Qualcosa di simile lo si è visto e andrà affermandosi in uno sport quale la Formula 1, guidata da un gruppo americano, che nel solco della tradizione a stelle e strisce cerca in ogni modo di spettacolarizzare ogni evento, con l'intento di creare show, continue prime da sold-out piuttosto che accontentare puristi, nostalgici e tifosi legati ad un sapore più semplice della categoria:
Esempi lampanti in tal senso sono la creazione di circuiti ad-hoc per ospitare i Gran Premi, a discapito di sedi storiche, circuiti leggendari e nazioni di tradizione e fama.
Negli ultimi vent'anni si è vista una costante ricerca di delocalizzare l'offerta, proponendo circuiti troppo spesso uguali, per layout, condizioni ed appeal, dislocati nei luoghi più ameni possibili, tra grattaceli, porti o dune, nei vicoli di città quali Baku e Singapore, quanto location artificiali come Sochi e Valencia.
In questi anni la creazione del GP in Arabia Saudita è stata riprova di uno scollamento tra realtà e Circus, in cui il mondo sembra poter essere nascosto fuori dal paddock, relegato a rumore di fondo.
Tra lanci di missili, esplosioni di pozzi petroliferi e abominevoli leggi che ovunque farebbero gridare allo scandalo per il non rispetto dei diritti civili delle persone, il teatrino va avanti, si suona l'inno e si sta con il naso all'insù a rimirare i fuochi d'artificio nella speranza che non ricadano sulle teste, perché the Show must go on...
Tre Gran Premi negli Stati Uniti, tra i quali Miami e Las Vegas prossimi all'esordio nel calendario della Formula 1 moderna non fanno ben sperare...
Glamour, esclusività e ricchezza sono ovviamente importanti per l'apice dello sport motoristico, ma dovrebbero venir dopo a prestazione, competitività e sviluppo in quanto si tratta di prototipi da 350km/h tra le mani di 20 tra i più competitivi piloti del pianeta.
Il declino lento ed inesorabile, è dovuto sicuramente ad una rincorsa a nuovi fondi, nuovo budget per rinnovare l'offerta ludica dell'ecosistema sportivo.

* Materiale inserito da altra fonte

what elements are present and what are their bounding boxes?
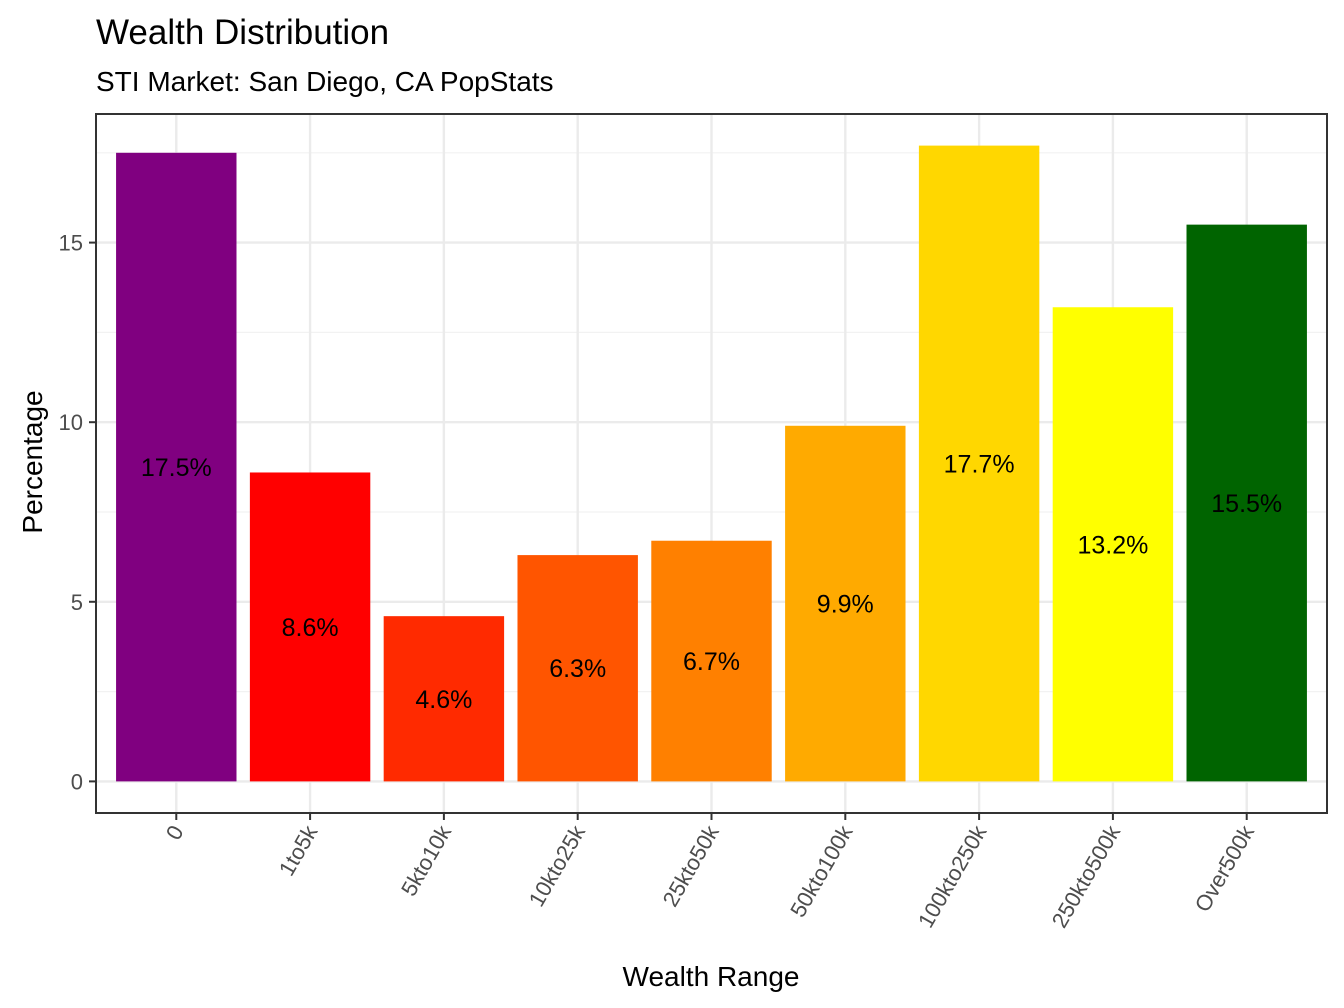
x-tick-label-0: 0 xyxy=(161,821,189,844)
x-tick-label-50kto100k: 50kto100k xyxy=(785,820,858,921)
data-label-Over500k: 15.5% xyxy=(1211,490,1282,518)
y-axis-title: Percentage xyxy=(17,390,48,533)
bar-5kto10k xyxy=(383,616,505,782)
x-tick-label-Over500k: Over500k xyxy=(1190,820,1260,916)
bar-Over500k xyxy=(1186,224,1307,782)
chart-title: Wealth Distribution xyxy=(96,13,389,52)
bar-10kto25k xyxy=(517,555,638,782)
data-label-1to5k: 8.6% xyxy=(282,614,339,642)
bar-50kto100k xyxy=(785,425,906,782)
y-tick-label: 5 xyxy=(71,590,83,615)
chart-subtitle: STI Market: San Diego, CA PopStats xyxy=(96,66,554,97)
bar-25kto50k xyxy=(651,540,772,782)
x-tick-label-5kto10k: 5kto10k xyxy=(396,820,457,900)
data-label-25kto50k: 6.7% xyxy=(683,648,740,676)
x-tick-label-25kto50k: 25kto50k xyxy=(658,820,725,911)
x-tick-label-250kto500k: 250kto500k xyxy=(1047,820,1126,932)
x-tick-label-1to5k: 1to5k xyxy=(274,820,323,880)
bar-100kto250k xyxy=(918,145,1040,782)
bar-250kto500k xyxy=(1052,307,1174,782)
bar-0 xyxy=(116,152,237,782)
data-label-0: 17.5% xyxy=(141,454,212,482)
y-tick-label: 10 xyxy=(59,410,83,435)
data-label-10kto25k: 6.3% xyxy=(549,655,606,683)
data-label-layer: 17.5% 8.6% 4.6% 6.3% 6.7% 9.9% 17.7% 13.2% 15.5% xyxy=(141,451,1282,714)
data-label-100kto250k: 17.7% xyxy=(944,451,1015,479)
y-tick-label: 0 xyxy=(71,769,83,794)
x-tick-label-100kto250k: 100kto250k xyxy=(913,820,992,932)
bar-1to5k xyxy=(249,472,371,782)
data-label-50kto100k: 9.9% xyxy=(817,591,874,619)
x-tick-label-10kto25k: 10kto25k xyxy=(524,820,591,911)
y-tick-label: 15 xyxy=(59,231,83,256)
bar-layer xyxy=(116,145,1307,782)
x-axis-title: Wealth Range xyxy=(623,961,800,992)
data-label-5kto10k: 4.6% xyxy=(415,686,472,714)
data-label-250kto500k: 13.2% xyxy=(1077,531,1148,559)
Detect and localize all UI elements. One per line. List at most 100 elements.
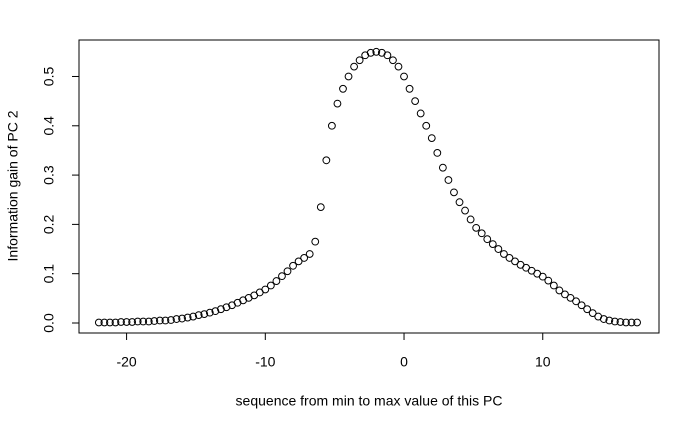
- x-tick-label: 10: [535, 354, 551, 370]
- point: [161, 316, 170, 325]
- point: [122, 318, 131, 326]
- y-tick-label: 0.0: [41, 313, 57, 333]
- point: [494, 245, 503, 253]
- point: [322, 156, 331, 165]
- point: [616, 318, 625, 326]
- point: [633, 318, 641, 327]
- point: [183, 313, 192, 322]
- point: [150, 317, 159, 325]
- point: [194, 311, 203, 320]
- point: [128, 318, 137, 326]
- x-tick-label: -20: [116, 354, 136, 370]
- point: [155, 316, 164, 325]
- point: [366, 48, 375, 57]
- point: [222, 303, 231, 312]
- point: [111, 318, 120, 327]
- point: [294, 257, 303, 266]
- point: [450, 188, 458, 197]
- point: [466, 215, 475, 224]
- point: [411, 97, 420, 106]
- plot-box: [78, 39, 660, 334]
- point: [555, 286, 564, 295]
- y-axis-label: Information gain of PC 2: [5, 110, 21, 261]
- point: [372, 47, 381, 56]
- point: [344, 72, 353, 81]
- point: [261, 285, 270, 294]
- point: [588, 309, 597, 318]
- point: [355, 56, 364, 65]
- point: [200, 310, 209, 319]
- point: [300, 254, 309, 262]
- point: [172, 315, 181, 323]
- point: [455, 198, 464, 207]
- point: [283, 267, 292, 276]
- point: [211, 307, 220, 316]
- point: [189, 312, 198, 321]
- x-tick-label: -10: [255, 354, 275, 370]
- point: [461, 206, 469, 215]
- point: [205, 308, 214, 317]
- point: [444, 176, 453, 184]
- point: [350, 62, 358, 71]
- point: [339, 84, 347, 93]
- point: [400, 72, 408, 81]
- point: [422, 121, 431, 130]
- point: [167, 316, 175, 324]
- point: [483, 235, 492, 244]
- point: [416, 109, 425, 118]
- point: [610, 317, 619, 326]
- point: [544, 276, 553, 285]
- point: [488, 240, 497, 249]
- point: [472, 223, 481, 232]
- point: [599, 315, 608, 323]
- point: [311, 237, 320, 246]
- point: [266, 281, 275, 290]
- point: [505, 254, 514, 262]
- point: [627, 318, 636, 327]
- point: [622, 318, 630, 327]
- point: [566, 293, 575, 302]
- point: [106, 318, 114, 327]
- point: [605, 316, 614, 325]
- x-axis-label: sequence from min to max value of this P…: [236, 393, 503, 409]
- point: [289, 261, 297, 270]
- point: [500, 250, 508, 258]
- point: [316, 203, 325, 212]
- point: [278, 272, 286, 281]
- point: [561, 290, 569, 299]
- point: [133, 317, 142, 326]
- point: [383, 51, 392, 60]
- point: [117, 318, 125, 326]
- point: [477, 229, 486, 238]
- y-tick-label: 0.2: [41, 214, 57, 234]
- point: [389, 56, 397, 65]
- point: [427, 134, 436, 143]
- point: [272, 277, 281, 285]
- point: [405, 84, 414, 93]
- point: [511, 257, 519, 266]
- point: [139, 317, 148, 326]
- point: [394, 62, 403, 71]
- point: [438, 163, 447, 172]
- x-tick-label: 0: [400, 354, 408, 370]
- point: [538, 272, 547, 281]
- y-tick-label: 0.5: [41, 67, 57, 87]
- point: [100, 318, 109, 327]
- point: [333, 99, 342, 108]
- y-tick-label: 0.3: [41, 165, 57, 185]
- point: [305, 250, 314, 258]
- point: [94, 318, 103, 327]
- point: [577, 301, 586, 310]
- point: [217, 305, 225, 314]
- y-tick-label: 0.1: [41, 264, 57, 284]
- point: [144, 317, 153, 326]
- point: [327, 121, 336, 130]
- point: [572, 297, 580, 306]
- y-tick-label: 0.4: [41, 116, 57, 136]
- point: [433, 149, 442, 157]
- point: [583, 305, 592, 314]
- point: [549, 281, 558, 290]
- point: [178, 314, 186, 323]
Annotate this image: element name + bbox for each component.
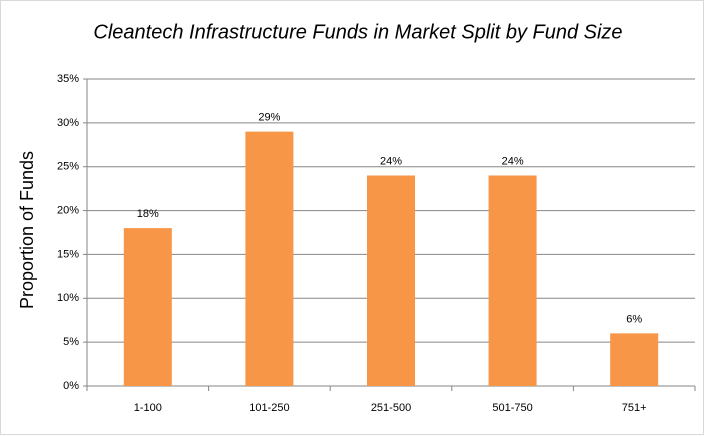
bar [367,175,415,386]
bar [610,333,659,386]
y-tick-label: 35% [57,73,79,85]
x-tick-label: 1-100 [134,402,162,414]
y-tick-label: 5% [63,336,79,348]
value-label: 29% [258,112,280,124]
bar [245,131,294,386]
x-tick-label: 501-750 [492,402,532,414]
value-label: 24% [502,155,524,167]
y-tick-label: 0% [63,380,79,392]
value-label: 18% [137,208,159,220]
bar [488,175,537,386]
x-tick-label: 751+ [622,402,647,414]
value-label: 24% [380,155,402,167]
x-tick-label: 101-250 [249,402,289,414]
x-tick-label: 251-500 [371,402,411,414]
y-tick-label: 15% [57,248,79,260]
y-axis-label: Proportion of Funds [17,151,37,309]
y-tick-label: 25% [57,161,79,173]
y-tick-label: 30% [57,117,79,129]
value-label: 6% [626,313,642,325]
chart-title: Cleantech Infrastructure Funds in Market… [93,21,622,43]
y-tick-label: 10% [57,292,79,304]
bar [123,228,172,386]
y-tick-label: 20% [57,204,79,216]
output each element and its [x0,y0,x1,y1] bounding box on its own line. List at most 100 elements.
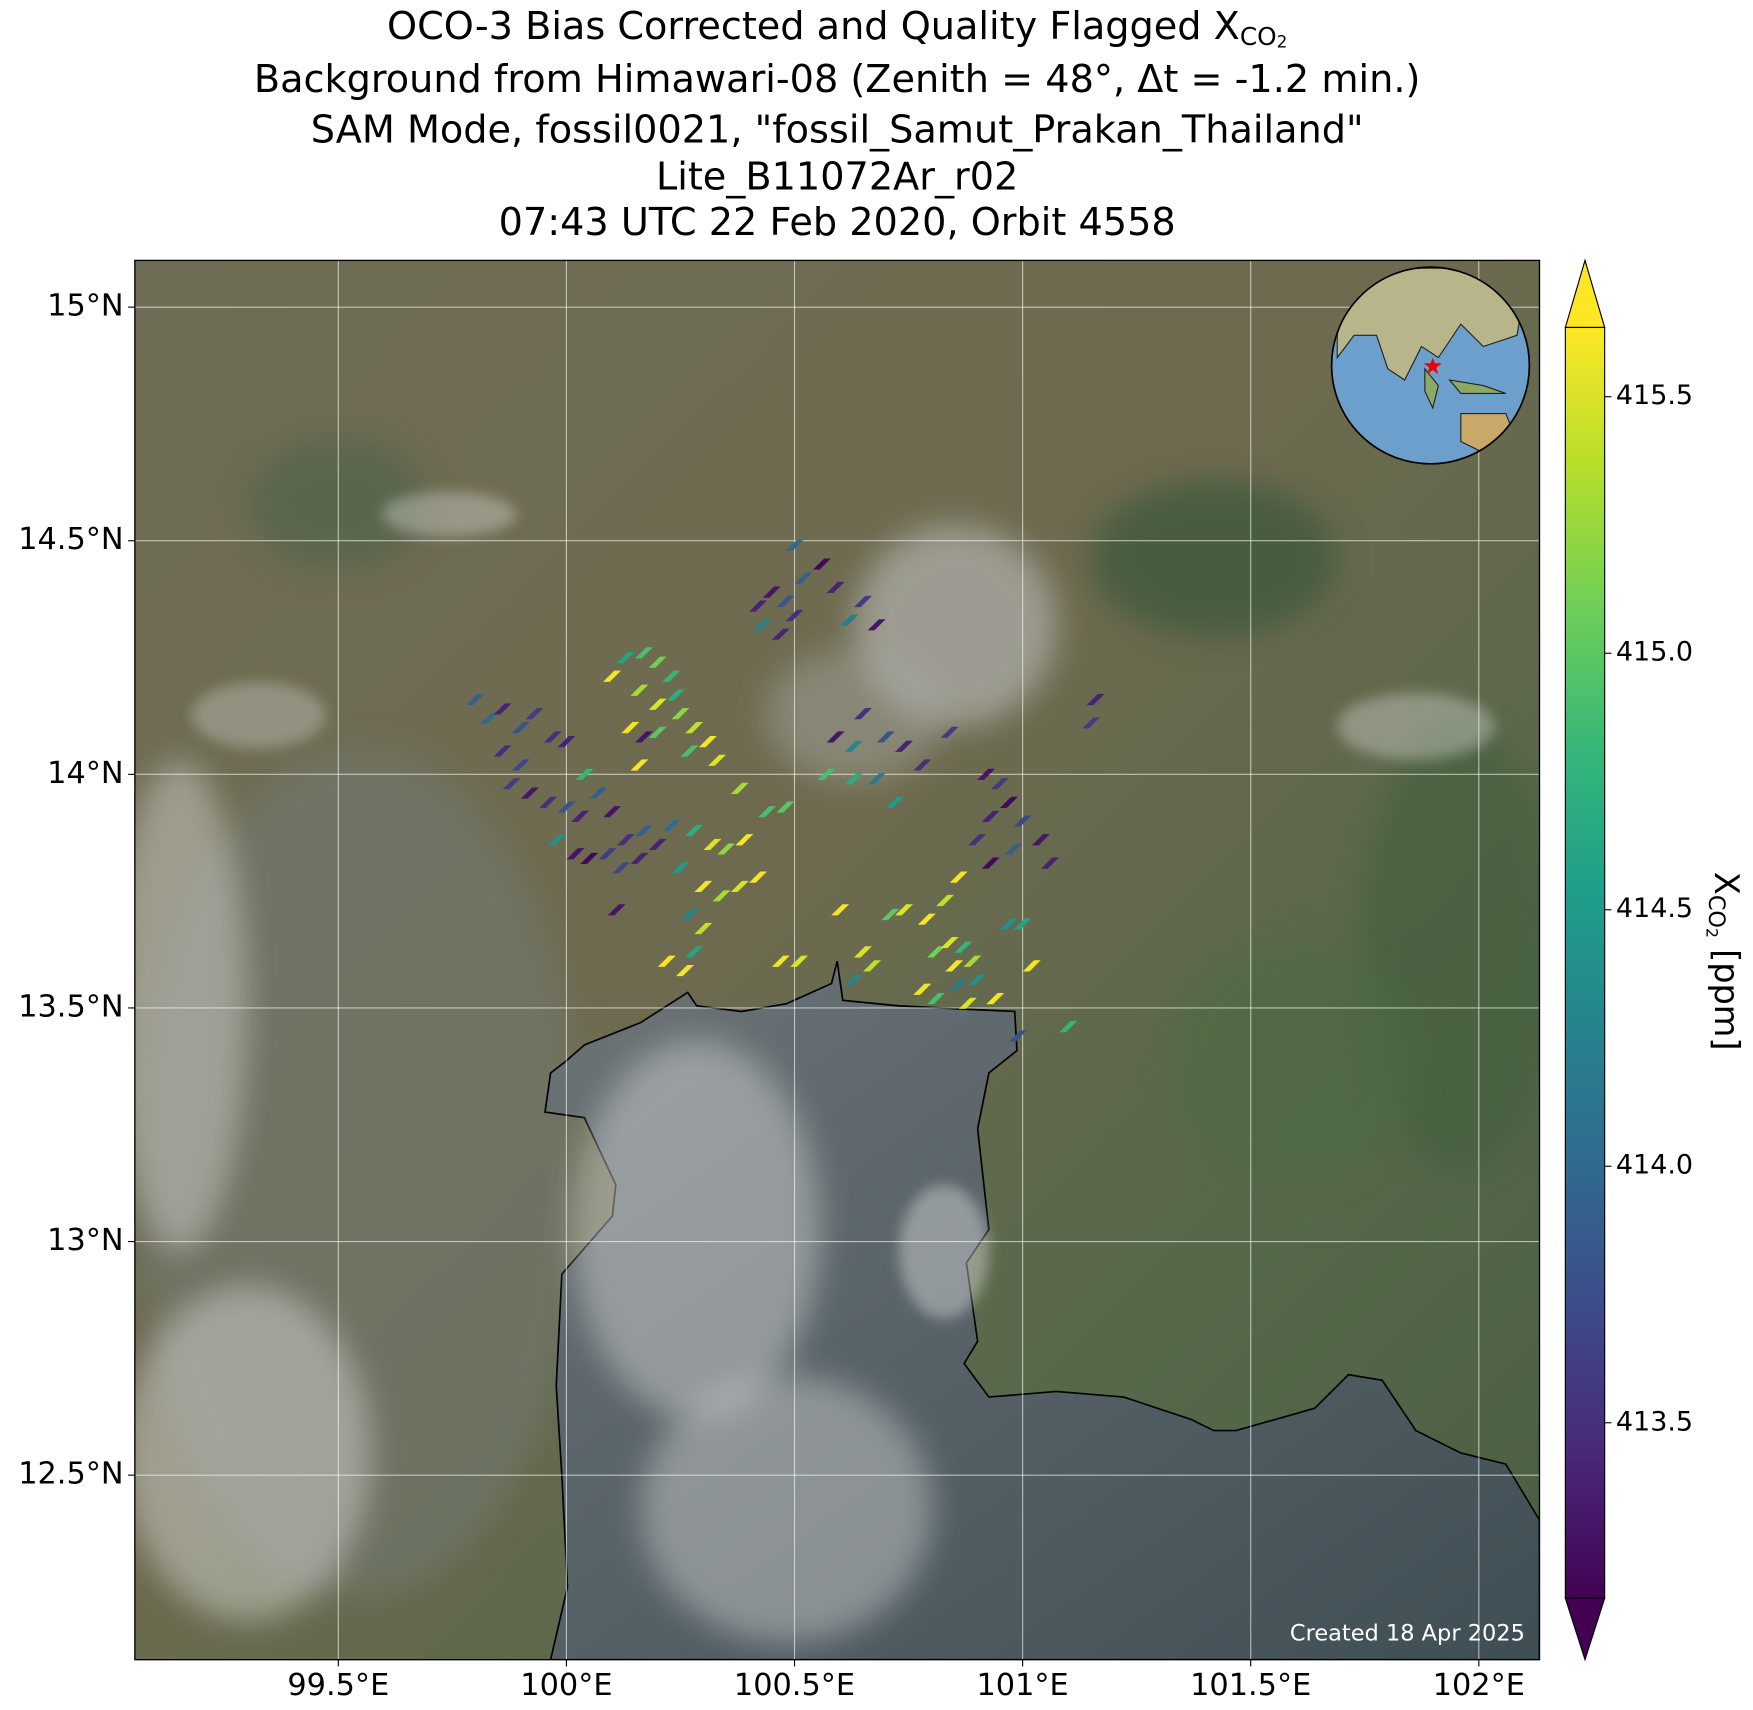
annotation: Created 18 Apr 2025 [1290,1621,1525,1647]
colorbar-tick-label: 413.5 [1616,1406,1693,1437]
y-tick-label: 13.5°N [18,989,123,1024]
x-tick-label: 101.5°E [1190,1668,1311,1703]
cloud [134,1285,371,1621]
sounding [571,810,590,822]
sounding [525,708,544,720]
sounding [580,852,599,865]
globe-land [1424,367,1439,410]
sounding [1031,834,1050,846]
sounding [968,834,986,846]
colorbar-tick-label: 414.0 [1616,1150,1693,1181]
sounding [881,908,900,921]
sounding [511,759,530,771]
colorbar-tick-label: 415.5 [1616,380,1693,411]
sounding [717,843,736,855]
sounding [867,773,886,785]
sounding [831,904,850,916]
sounding [621,722,640,734]
title-line: Background from Himawari-08 (Zenith = 48… [254,57,1420,101]
sounding [1040,857,1059,869]
sounding [575,768,594,780]
sounding [648,698,667,710]
sounding [566,848,585,860]
title-line: SAM Mode, fossil0021, "fossil_Samut_Prak… [311,107,1364,151]
sounding [776,595,795,608]
title-line: Lite_B11072Ar_r02 [656,154,1018,198]
sounding [986,993,1005,1005]
sounding [685,824,704,836]
sounding [771,628,790,640]
colorbar-label-subscript: CO [1703,895,1729,928]
sounding [790,955,809,967]
sounding [762,586,781,598]
sounding [753,619,772,631]
cloud [573,1039,821,1420]
grid [134,260,1540,1660]
x-tick-label: 100.5°E [734,1668,855,1703]
sounding [990,778,1009,790]
sounding [1059,1021,1078,1033]
sounding [1086,694,1105,706]
sounding [776,801,795,813]
sounding [1009,1030,1028,1042]
forest [247,435,428,570]
sounding [958,997,977,1009]
sounding [466,694,485,706]
sounding [817,768,836,780]
sounding [511,722,530,734]
sounding [630,852,649,865]
sounding [785,539,804,551]
site-marker [1423,357,1442,375]
cloud [898,1184,989,1319]
sounding [867,619,886,631]
colorbar-tick-label: 414.5 [1616,893,1693,924]
sounding [539,796,558,808]
sounding [603,670,622,682]
cloud [640,1374,933,1643]
sounding [634,824,653,836]
sounding [826,731,845,743]
sounding [749,871,768,883]
x-tick-label: 99.5°E [287,1668,389,1703]
title-subscript: CO [1240,22,1277,51]
sounding [844,773,863,785]
sounding [694,922,713,935]
colorbar-extend-min [1564,1597,1606,1662]
title-line: 07:43 UTC 22 Feb 2020, Orbit 4558 [499,200,1176,244]
globe-outline [1330,266,1531,465]
sounding [1004,843,1023,855]
colorbar-bar [1564,326,1606,1599]
colorbar-label-main: X [1707,872,1746,895]
sounding [758,806,777,818]
sounding [694,880,713,893]
cloud [191,681,326,749]
sounding [557,801,576,813]
sounding [676,964,695,977]
sounding [520,787,539,799]
map-frame [134,259,1541,1661]
sounding [936,894,955,907]
colorbar-extend-max [1564,258,1606,329]
sounding [671,862,690,874]
sounding [840,614,859,626]
sounding [785,609,804,622]
sounding [648,838,667,851]
map-background [134,260,1540,1660]
colorbar-label: XCO2 [ppm] [1703,872,1747,1051]
sounding [630,684,649,696]
sounding [666,689,685,701]
cloud [134,760,248,1252]
sounding [954,941,973,953]
globe-land [1448,379,1506,394]
sounding [616,651,635,664]
sounding [913,983,932,995]
sounding [949,978,968,991]
sounding [616,834,635,846]
sounding [794,572,813,584]
sounding [557,736,576,748]
y-tick-label: 14°N [47,756,123,791]
sounding [917,913,936,925]
x-tick-label: 100°E [520,1668,612,1703]
sounding [662,820,681,832]
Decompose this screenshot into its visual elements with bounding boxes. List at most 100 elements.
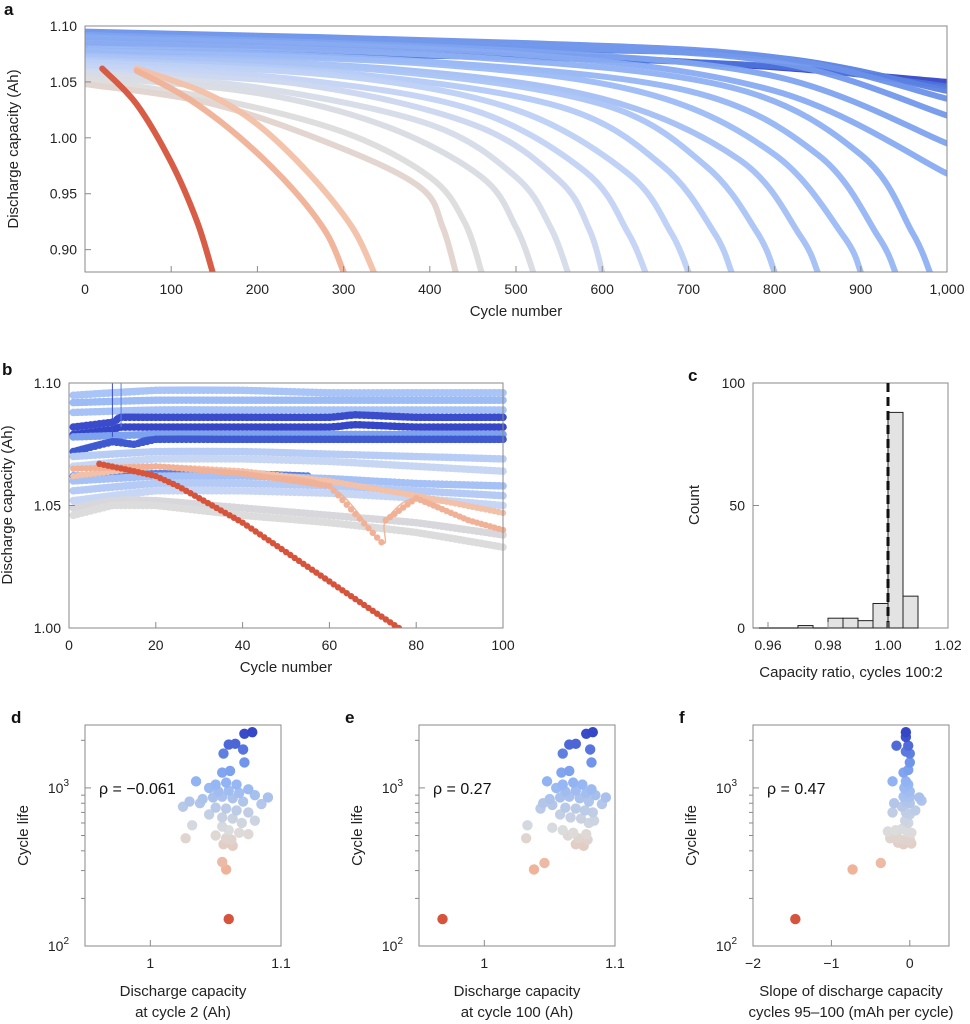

Gli interessi sempre più lontani dal Vecchio Continente vedono una delocalizzazione del palinsesto da far digerire agli Europei, comodamente dai loro divani, riducendo attaccamento e partecipazione e creando un consumo stile FastFood anche dello sport.
Fruibile sempre, senza sforzo, con copioni ben scritti e grafiche da sballo, togliendo sempre di più la patina retrò, quell'eros che si credeva indispensabile.
Prepariamoci dunque anche quest'anno a goderci, in 4K full HD, con audio immersivo e inaugurazione spettacolare un altro evento perfetto, in luoghi da sogno, con campioni e stelle scintillanti, tra i red carpet degli hotel più lussuosi.
Un altro mondiale dunque, un mondiale senza Italia.